The disclosure that medical care at state-funded hospitals was sometimes influenced by the religious views of board members came as news to liberals who thought Ireland’s secularisation took place some time in the 1980s. So to what extent are modern Ireland’s hospitals still run according to Catholic mores?
LIKE the education system, the Irish health service was largely run by religious orders in the past. The nuns set up many of Ireland’s hospitals in the 19th and 20th centuries. In 2001, when the Sisters of Mercy sold the Mater to the state for €22m, it insisted that its Catholic ethos, first espoused by the order’s founder Catherine McAuley, be retained. Several nuns still sit on the board of directors, including Sr Margherita Rock, the hospital’s director of mission effectiveness. Rock is also one of the members of the ethics committee, as is Sr Eugene Nolan. Before doctors start to work at the hospital, they have to sign contracts containing a stipulation dubbed “the bishop’s clause” that requires them to adhere to the ethos of the hospital. The Mater prohibits female sterilisation, a standard procedure in non-Catholic-run institutions, and some fertility treatments.

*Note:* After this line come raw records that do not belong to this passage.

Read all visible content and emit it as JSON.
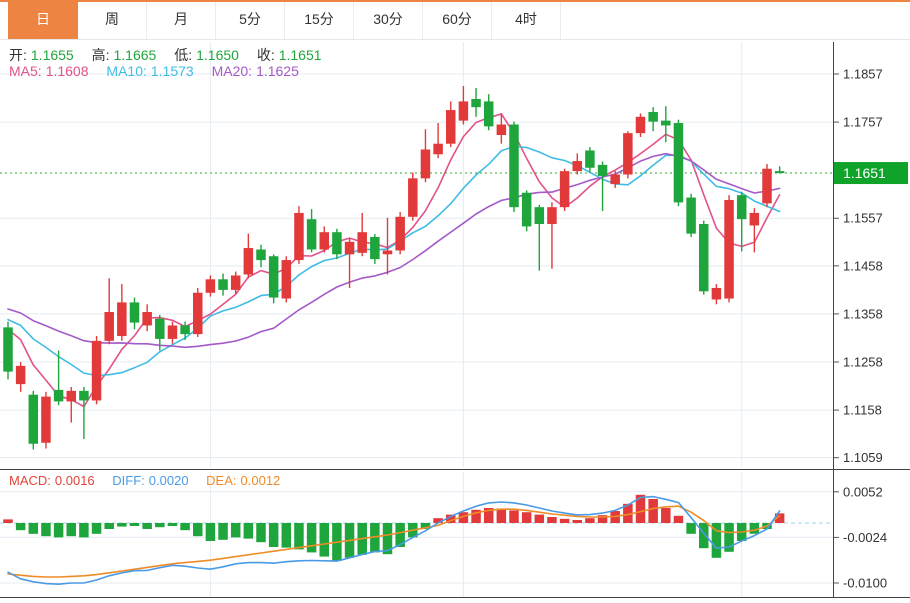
{
  "tabs": {
    "selected": "日",
    "items": [
      {
        "label": "日",
        "active": true
      },
      {
        "label": "周",
        "active": false
      },
      {
        "label": "月",
        "active": false
      },
      {
        "label": "5分",
        "active": false
      },
      {
        "label": "15分",
        "active": false
      },
      {
        "label": "30分",
        "active": false
      },
      {
        "label": "60分",
        "active": false
      },
      {
        "label": "4时",
        "active": false
      }
    ]
  },
  "legend": {
    "open_label": "开:",
    "open": "1.1655",
    "high_label": "高:",
    "high": "1.1665",
    "low_label": "低:",
    "low": "1.1650",
    "close_label": "收:",
    "close": "1.1651",
    "ma5_label": "MA5:",
    "ma5": "1.1608",
    "ma10_label": "MA10:",
    "ma10": "1.1573",
    "ma20_label": "MA20:",
    "ma20": "1.1625"
  },
  "macd_legend": {
    "macd_label": "MACD:",
    "macd": "0.0016",
    "diff_label": "DIFF:",
    "diff": "0.0020",
    "dea_label": "DEA:",
    "dea": "0.0012"
  },
  "colors": {
    "up_candle": "#e23a3a",
    "down_candle": "#1ea53c",
    "ma5": "#e2518a",
    "ma10": "#3fbce6",
    "ma20": "#a45ac8",
    "diff_line": "#4a9be6",
    "dea_line": "#ef8c28",
    "macd_value": "#e2443a",
    "ohlc_value": "#21a53c",
    "price_line": "#2ca52c",
    "price_tag_bg": "#0fa32a",
    "tab_active_bg": "#ee8442",
    "grid": "#e4ecf2",
    "axis_text": "#333333",
    "separator": "#444444",
    "macd_zero_dash": "#9fd4e8"
  },
  "chart_data": {
    "type": "candlestick_with_macd",
    "title": "",
    "timeframe": "日",
    "current_price": "1.1651",
    "current_price_value": 1.1651,
    "price_axis_ticks": [
      {
        "label": "1.1857",
        "price": 1.1857
      },
      {
        "label": "1.1757",
        "price": 1.1757
      },
      {
        "label": "1.1557",
        "price": 1.1557
      },
      {
        "label": "1.1458",
        "price": 1.1458
      },
      {
        "label": "1.1358",
        "price": 1.1358
      },
      {
        "label": "1.1258",
        "price": 1.1258
      },
      {
        "label": "1.1158",
        "price": 1.1158
      },
      {
        "label": "1.1059",
        "price": 1.1059
      }
    ],
    "grid_candle_indices": [
      16,
      36,
      58
    ],
    "ma_periods": [
      5,
      10,
      20
    ],
    "prior_closes": [
      1.1415,
      1.1408,
      1.1402,
      1.1396,
      1.139,
      1.1386,
      1.1382,
      1.1378,
      1.1375,
      1.1372,
      1.137,
      1.1368,
      1.1366,
      1.1364,
      1.1362,
      1.1358,
      1.1352,
      1.1345,
      1.1338
    ],
    "candles": [
      [
        1.133,
        1.1342,
        1.1222,
        1.1238
      ],
      [
        1.1212,
        1.1258,
        1.1196,
        1.125
      ],
      [
        1.119,
        1.1198,
        1.1076,
        1.1088
      ],
      [
        1.109,
        1.1196,
        1.1078,
        1.1186
      ],
      [
        1.12,
        1.1282,
        1.1168,
        1.1176
      ],
      [
        1.1176,
        1.1206,
        1.1132,
        1.1198
      ],
      [
        1.1198,
        1.1206,
        1.1098,
        1.1178
      ],
      [
        1.1178,
        1.1312,
        1.117,
        1.1302
      ],
      [
        1.1302,
        1.1432,
        1.1295,
        1.1362
      ],
      [
        1.1312,
        1.142,
        1.1302,
        1.1382
      ],
      [
        1.1382,
        1.1392,
        1.1326,
        1.134
      ],
      [
        1.1334,
        1.1378,
        1.1322,
        1.1362
      ],
      [
        1.1348,
        1.1356,
        1.1282,
        1.1306
      ],
      [
        1.1306,
        1.1342,
        1.1296,
        1.1334
      ],
      [
        1.1334,
        1.1342,
        1.1304,
        1.1316
      ],
      [
        1.1316,
        1.1412,
        1.131,
        1.1402
      ],
      [
        1.1402,
        1.1438,
        1.1394,
        1.143
      ],
      [
        1.143,
        1.1442,
        1.1396,
        1.1408
      ],
      [
        1.1408,
        1.1446,
        1.14,
        1.1438
      ],
      [
        1.144,
        1.1525,
        1.1432,
        1.1495
      ],
      [
        1.1492,
        1.1502,
        1.1455,
        1.147
      ],
      [
        1.1478,
        1.1482,
        1.138,
        1.1392
      ],
      [
        1.139,
        1.1478,
        1.1382,
        1.147
      ],
      [
        1.147,
        1.1582,
        1.1462,
        1.1568
      ],
      [
        1.1555,
        1.1576,
        1.1486,
        1.1492
      ],
      [
        1.1492,
        1.154,
        1.1486,
        1.1528
      ],
      [
        1.1528,
        1.1535,
        1.1472,
        1.1482
      ],
      [
        1.1482,
        1.1515,
        1.1412,
        1.1508
      ],
      [
        1.1485,
        1.1568,
        1.1478,
        1.1528
      ],
      [
        1.1518,
        1.1524,
        1.1462,
        1.1472
      ],
      [
        1.1482,
        1.1558,
        1.144,
        1.149
      ],
      [
        1.149,
        1.157,
        1.1482,
        1.156
      ],
      [
        1.156,
        1.1652,
        1.1552,
        1.164
      ],
      [
        1.164,
        1.1742,
        1.1632,
        1.17
      ],
      [
        1.169,
        1.1755,
        1.1682,
        1.1712
      ],
      [
        1.1712,
        1.18,
        1.1705,
        1.1782
      ],
      [
        1.176,
        1.1832,
        1.1752,
        1.18
      ],
      [
        1.1805,
        1.1828,
        1.1768,
        1.1788
      ],
      [
        1.18,
        1.1815,
        1.174,
        1.1748
      ],
      [
        1.173,
        1.1775,
        1.1712,
        1.1752
      ],
      [
        1.1752,
        1.1758,
        1.157,
        1.158
      ],
      [
        1.161,
        1.1615,
        1.153,
        1.154
      ],
      [
        1.158,
        1.1585,
        1.1448,
        1.1545
      ],
      [
        1.1545,
        1.159,
        1.1452,
        1.158
      ],
      [
        1.158,
        1.166,
        1.1572,
        1.1655
      ],
      [
        1.1655,
        1.1692,
        1.1648,
        1.1676
      ],
      [
        1.1698,
        1.1705,
        1.1652,
        1.1662
      ],
      [
        1.1668,
        1.1675,
        1.1572,
        1.1645
      ],
      [
        1.1628,
        1.1655,
        1.162,
        1.1648
      ],
      [
        1.1648,
        1.1738,
        1.164,
        1.1734
      ],
      [
        1.1734,
        1.1775,
        1.1726,
        1.1768
      ],
      [
        1.1778,
        1.1788,
        1.1738,
        1.1758
      ],
      [
        1.176,
        1.179,
        1.1715,
        1.175
      ],
      [
        1.1755,
        1.1762,
        1.1582,
        1.159
      ],
      [
        1.16,
        1.1608,
        1.1518,
        1.1525
      ],
      [
        1.1545,
        1.1552,
        1.1398,
        1.1405
      ],
      [
        1.1388,
        1.142,
        1.1378,
        1.1412
      ],
      [
        1.139,
        1.1605,
        1.1382,
        1.1595
      ],
      [
        1.1605,
        1.1612,
        1.1488,
        1.1555
      ],
      [
        1.1542,
        1.1578,
        1.1486,
        1.1568
      ],
      [
        1.1588,
        1.167,
        1.158,
        1.166
      ],
      [
        1.1655,
        1.1665,
        1.165,
        1.1651
      ]
    ],
    "macd": {
      "axis_ticks": [
        {
          "label": "0.0052",
          "value": 0.0052
        },
        {
          "label": "-0.0024",
          "value": -0.0024
        },
        {
          "label": "-0.0100",
          "value": -0.01
        }
      ],
      "hist": [
        0.0006,
        -0.0012,
        -0.0018,
        -0.0022,
        -0.0024,
        -0.0022,
        -0.0024,
        -0.0018,
        -0.001,
        -0.0006,
        -0.0005,
        -0.001,
        -0.0007,
        -0.0005,
        -0.0012,
        -0.0022,
        -0.003,
        -0.0028,
        -0.0024,
        -0.0026,
        -0.0032,
        -0.004,
        -0.0041,
        -0.0044,
        -0.0049,
        -0.0056,
        -0.0063,
        -0.0058,
        -0.0053,
        -0.0049,
        -0.0052,
        -0.004,
        -0.0024,
        -0.001,
        0.0008,
        0.0014,
        0.0018,
        0.0022,
        0.0025,
        0.0024,
        0.0021,
        0.0018,
        0.0014,
        0.001,
        0.0007,
        0.0005,
        0.0008,
        0.0013,
        0.002,
        0.0032,
        0.0047,
        0.004,
        0.0025,
        0.0012,
        -0.0018,
        -0.0042,
        -0.0058,
        -0.0048,
        -0.003,
        -0.0018,
        -0.001,
        0.0016
      ],
      "dea": [
        -0.0085,
        -0.0087,
        -0.0089,
        -0.009,
        -0.009,
        -0.0089,
        -0.0088,
        -0.0086,
        -0.0083,
        -0.008,
        -0.0077,
        -0.0074,
        -0.0071,
        -0.0068,
        -0.0066,
        -0.0064,
        -0.0062,
        -0.0059,
        -0.0056,
        -0.0053,
        -0.005,
        -0.0047,
        -0.0044,
        -0.0041,
        -0.0038,
        -0.0035,
        -0.0032,
        -0.0029,
        -0.0026,
        -0.0023,
        -0.002,
        -0.0016,
        -0.0012,
        -0.0008,
        -0.0004,
        0.0004,
        0.0011,
        0.0017,
        0.0021,
        0.0023,
        0.0023,
        0.0021,
        0.0018,
        0.0015,
        0.0013,
        0.0011,
        0.001,
        0.001,
        0.0011,
        0.0014,
        0.0019,
        0.0024,
        0.0027,
        0.0028,
        0.0018,
        0.0004,
        -0.0013,
        -0.0016,
        -0.0015,
        -0.0012,
        -0.0005,
        0.0012
      ]
    }
  }
}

When Roche, the pharmaceutical giant, laid down in its patient leaflet for Tarceva submitted to the Mater that women had to use contraception during treatment, the hospital cried foul.
“The situation is crystal clear,” said Mark Rogers, managing director of Roche Ireland, who intervened in the row after being accused of “bullying and trampling on the Catholic ethos” by the hospital in a radio interview.
“It is wholly inappropriate for women being treated for cancer to become pregnant. We would be acting irresponsibly, grossly immorally and possibly illegally if we didn’t insist on preventing pregnancy. To give the widest possible choice to patients, we included the word abstinence, but the Mater obviously just saw the word contraception and didn’t read beyond that.”